In politics, each side accuses the other of hypocrisy. In anything as large and varied as a political party, there are going to be some cases of people acting in ways that are easy enough to interpret as violating the very principles that party criticizes the other party for violating. “Hypocrisy” is such an easy charge to level against whichever party for you is the OTHER party – but I don’t think that’s what hypocrisy is really about.

I preach. Do I practice what I preach? Some of it. On a good day. But I don’t think hypocrisy is about how well or poorly I practice what I preach. Hypocrisy means pretending to virtue. This may include, as philosopher David Runciman says, “claims to knowledge that one lacks, claims to a consistency that one cannot sustain, claims to a loyalty that one does not possess, [or] claims to an identity that one does not hold.” So if you frankly acknowledge falling short of your own ideal – as Mary Katherine did -- then that’s the opposite of pretending to virtue, the opposite of hypocrisy.

Of course she falls short; of course we all do. Our reach must exceed our grasp.
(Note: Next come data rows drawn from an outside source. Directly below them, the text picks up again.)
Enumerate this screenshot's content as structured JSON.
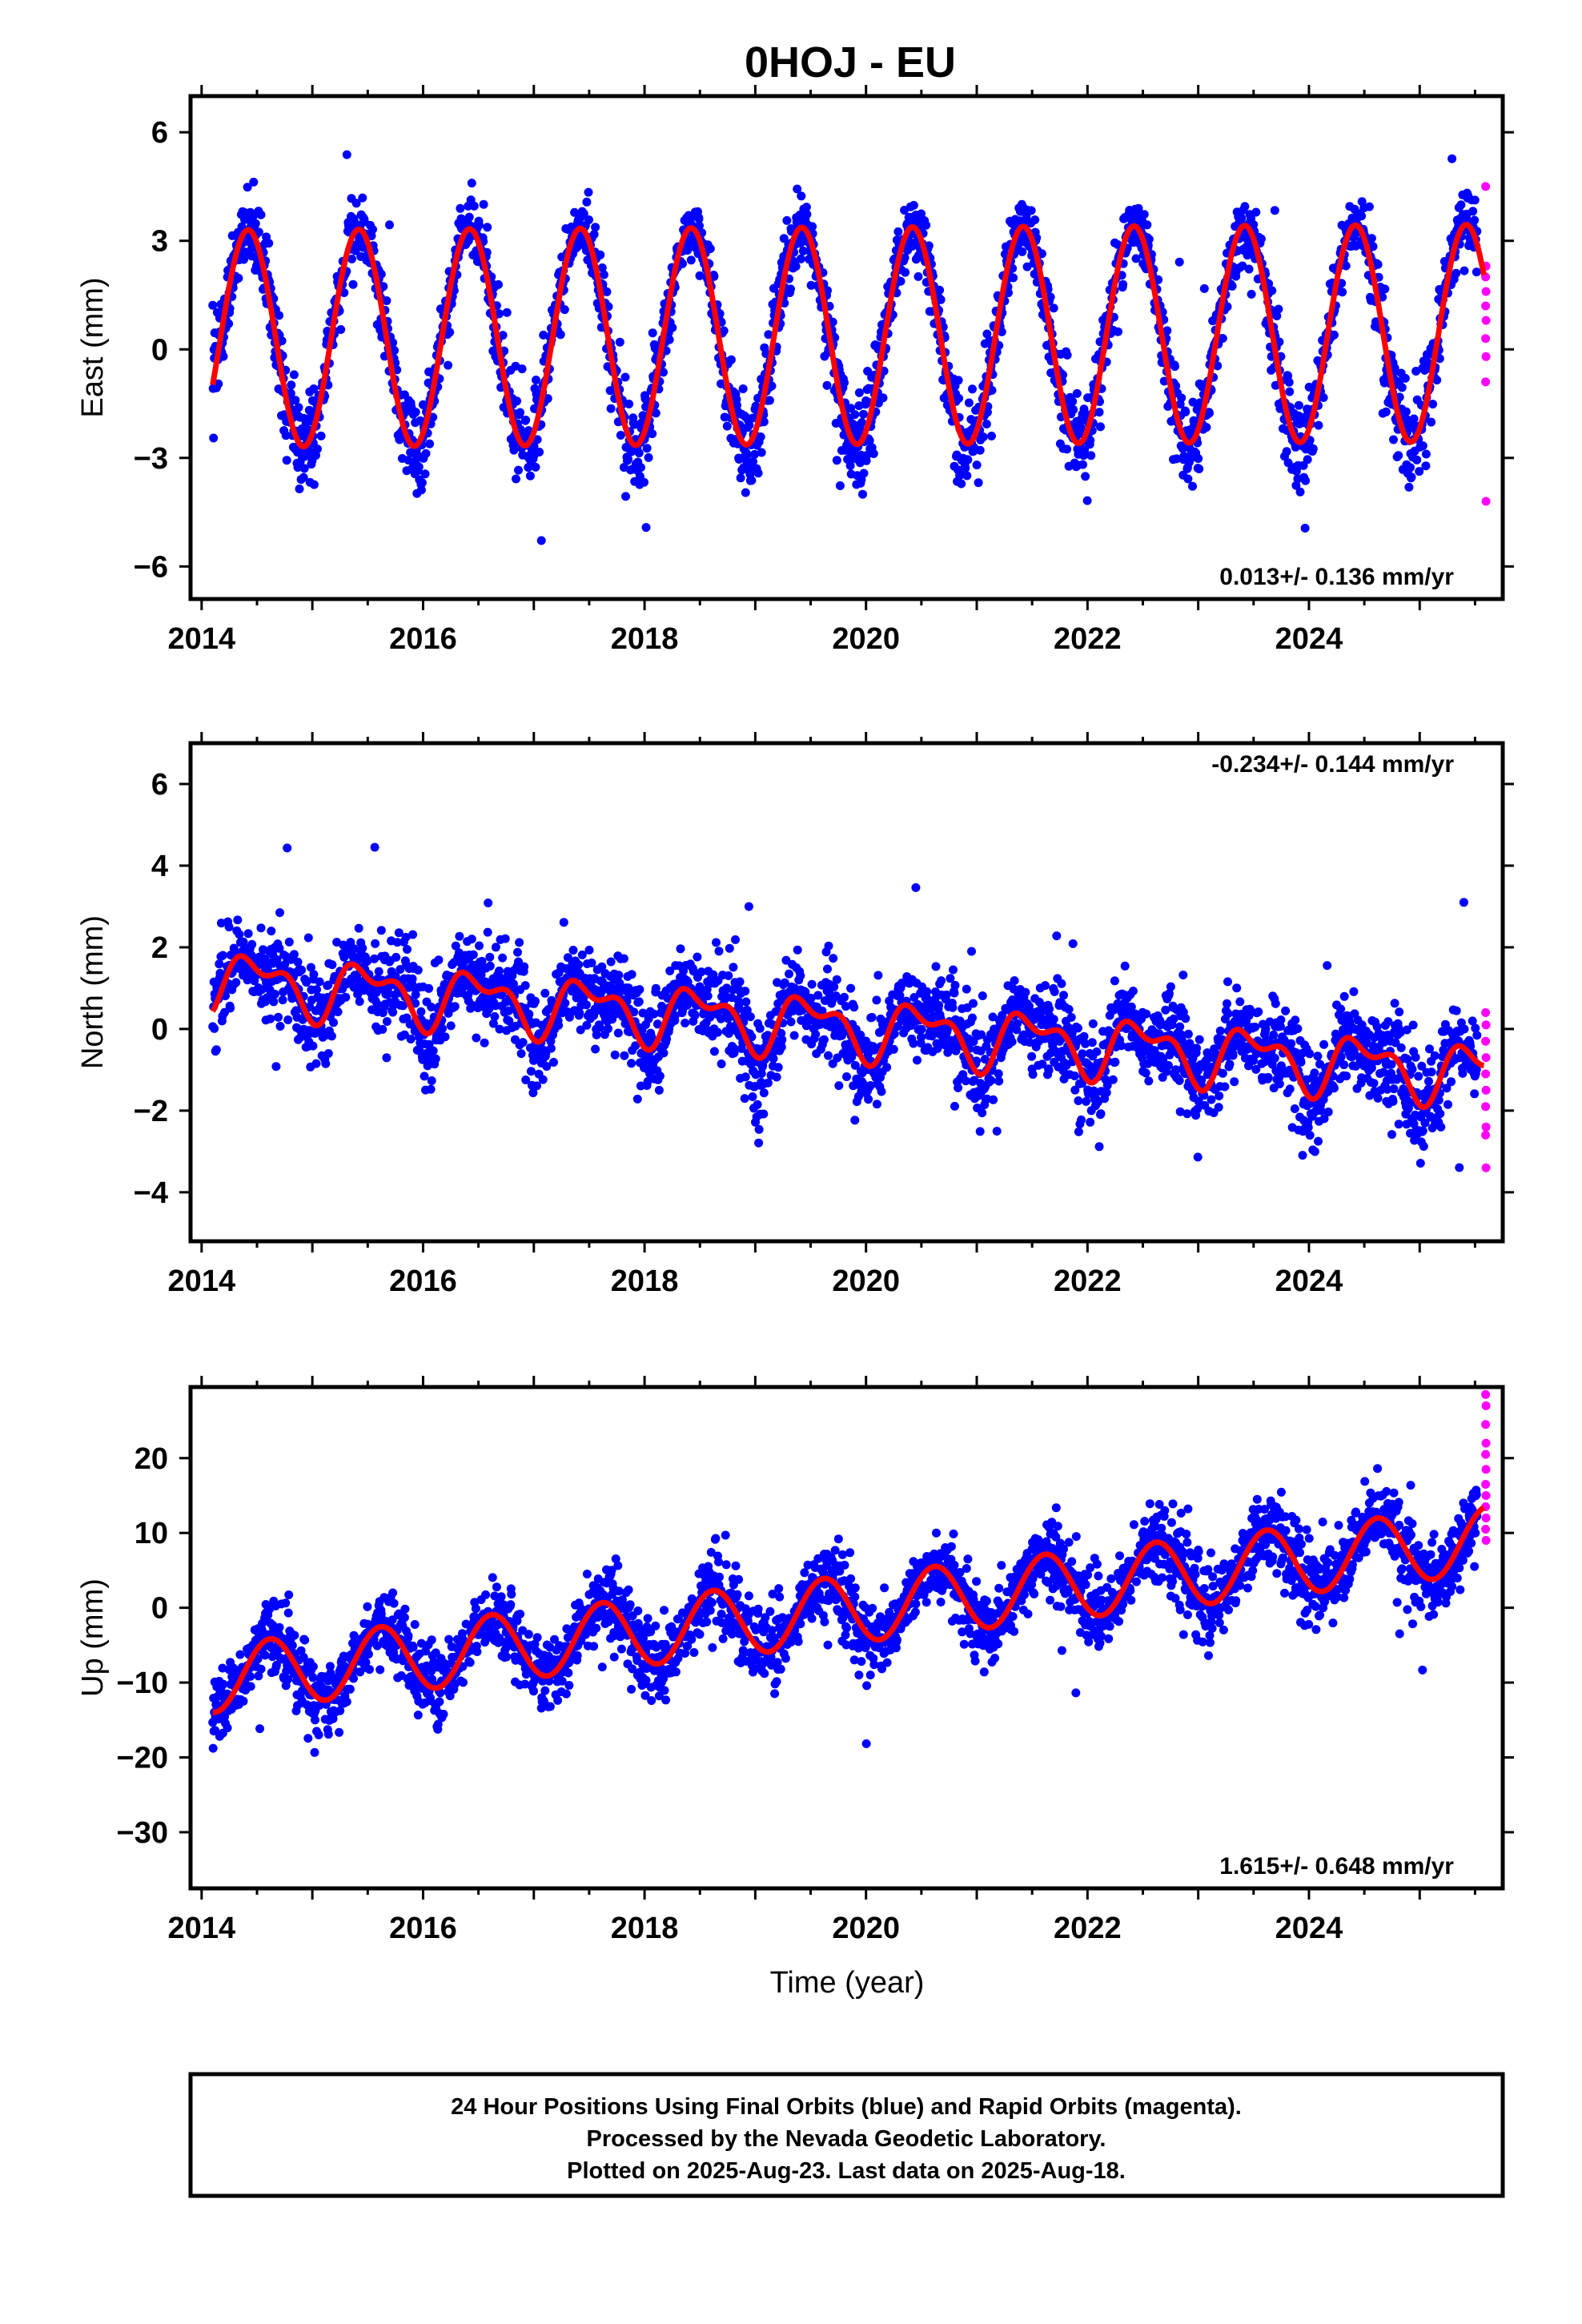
{
  "title": "0HOJ - EU",
  "xlabel": "Time (year)",
  "footer": {
    "line1": "24 Hour Positions Using Final Orbits (blue) and Rapid Orbits (magenta).",
    "line2": "Processed by the Nevada Geodetic Laboratory.",
    "line3": "Plotted on 2025-Aug-23. Last data on 2025-Aug-18."
  },
  "colors": {
    "final": "#0000ff",
    "rapid": "#ff00ff",
    "model": "#ff0000",
    "frame": "#000000"
  },
  "chart_data": [
    {
      "type": "scatter",
      "component": "east",
      "ylabel": "East (mm)",
      "rate_label": "0.013+/- 0.136 mm/yr",
      "rate_position": "bottom-right",
      "xlim": [
        2013.9,
        2025.75
      ],
      "ylim": [
        -6.9,
        7.0
      ],
      "xticks": [
        2014,
        2016,
        2018,
        2020,
        2022,
        2024
      ],
      "yticks": [
        -6,
        -3,
        0,
        3,
        6
      ],
      "ytick_labels": [
        "−6",
        "−3",
        "0",
        "3",
        "6"
      ],
      "model": {
        "t0": 2014.1,
        "t1": 2025.58,
        "offset": 0.3,
        "trend": 0.013,
        "annual_amp": 3.0,
        "annual_peak": 0.42,
        "semi_amp": 0.0,
        "semi_phase": 0
      },
      "scatter_sd": 1.0,
      "rapid_values": [
        4.5,
        2.3,
        2.0,
        1.6,
        1.2,
        0.8,
        0.3,
        -0.2,
        -0.9,
        -4.2
      ]
    },
    {
      "type": "scatter",
      "component": "north",
      "ylabel": "North (mm)",
      "rate_label": "-0.234+/- 0.144 mm/yr",
      "rate_position": "top-right",
      "xlim": [
        2013.9,
        2025.75
      ],
      "ylim": [
        -5.2,
        7.0
      ],
      "xticks": [
        2014,
        2016,
        2018,
        2020,
        2022,
        2024
      ],
      "yticks": [
        -4,
        -2,
        0,
        2,
        4,
        6
      ],
      "ytick_labels": [
        "−4",
        "−2",
        "0",
        "2",
        "4",
        "6"
      ],
      "model": {
        "t0": 2014.1,
        "t1": 2025.58,
        "offset": 1.2,
        "trend": -0.2,
        "annual_amp": 0.6,
        "annual_peak": 0.5,
        "semi_amp": 0.35,
        "semi_phase": 0.3
      },
      "scatter_sd": 1.0,
      "rapid_values": [
        0.4,
        0.1,
        -0.3,
        -0.7,
        -1.1,
        -1.5,
        -1.9,
        -2.4,
        -2.6,
        -3.4
      ]
    },
    {
      "type": "scatter",
      "component": "up",
      "ylabel": "Up (mm)",
      "rate_label": "1.615+/- 0.648 mm/yr",
      "rate_position": "bottom-right",
      "xlim": [
        2013.9,
        2025.75
      ],
      "ylim": [
        -37.5,
        29.5
      ],
      "xticks": [
        2014,
        2016,
        2018,
        2020,
        2022,
        2024
      ],
      "yticks": [
        -30,
        -20,
        -10,
        0,
        10,
        20
      ],
      "ytick_labels": [
        "−30",
        "−20",
        "−10",
        "0",
        "10",
        "20"
      ],
      "model": {
        "t0": 2014.1,
        "t1": 2025.58,
        "offset": -9.5,
        "trend": 1.615,
        "annual_amp": 4.5,
        "annual_peak": 0.62,
        "semi_amp": 0.0,
        "semi_phase": 0
      },
      "scatter_sd": 4.5,
      "rapid_values": [
        28.5,
        27.0,
        24.5,
        22.0,
        20.5,
        18.5,
        16.5,
        15.0,
        13.5,
        12.0,
        10.5,
        9.0
      ]
    }
  ]
}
The word hypocrisy comes from “hypo,” and “crisy.” “Hypo” means low, or under, as in hypoglycemia for low blood sugar – hyposensitivity for undersensitivity – hypotension for low blood pressure – hypodermic for under the skin. It’s the opposite of “hyper.”

“Crisy” comes from a root that originally meant to sift, decide, to sieve and thus to discriminate or distinguish. In classical Greek, the meaning evolved from “separate gradually” to “answer” – as one might sift or weigh one’s answer to a difficult question. From there, the meaning evolved to “answer a fellow actor on stage.” The ancient Greeks, remember, had theatre.

And from, “answer a fellow actor on stage,” it generalized to mean “play a part.” So hypo-crisy is under-playing a part – that is, not really living up to the part – in particular, claiming the part of a virtuous person, without actually having the virtue. The hypocrite plays the part only when on the stage – but underperforms by not following through when no one is watching.

We think of hypocrisy as being about integrity, our March theme. And it is. But to dig deeper, what’s going on here is ultimately about belonging – our February theme. What we begin to see, exploring this issue of pretending to virtue, of showing off, and where it comes from, is that integrity and belonging are interwoven. Showing off comes from trying to belong – to fit in.

When we truly understand our inherent belonging, then we can just be who we are. What appears when we are on stage coheres with who we are out of sight. We come into a wholeness that is the ground of integrity.

True belonging, as we saw in February, means belonging to ourselves – the courage to stand alone. And that courage comes from the recognition that we are never alone. So, yes: the courage to stand alone comes from knowing that we never stand alone. We are connected to one another – not by membership in a group that we tried so hard to fit into, but connected by love and the human spirit – indeed, our animal spirit.

We are connected by and through being part of the same spiritual story. As we read from Brene Brown for February, “fitting in” is the opposite of true belonging. “True belonging means abandoning our ideological bunkers and living from our wild heart rather than our weary hurt.”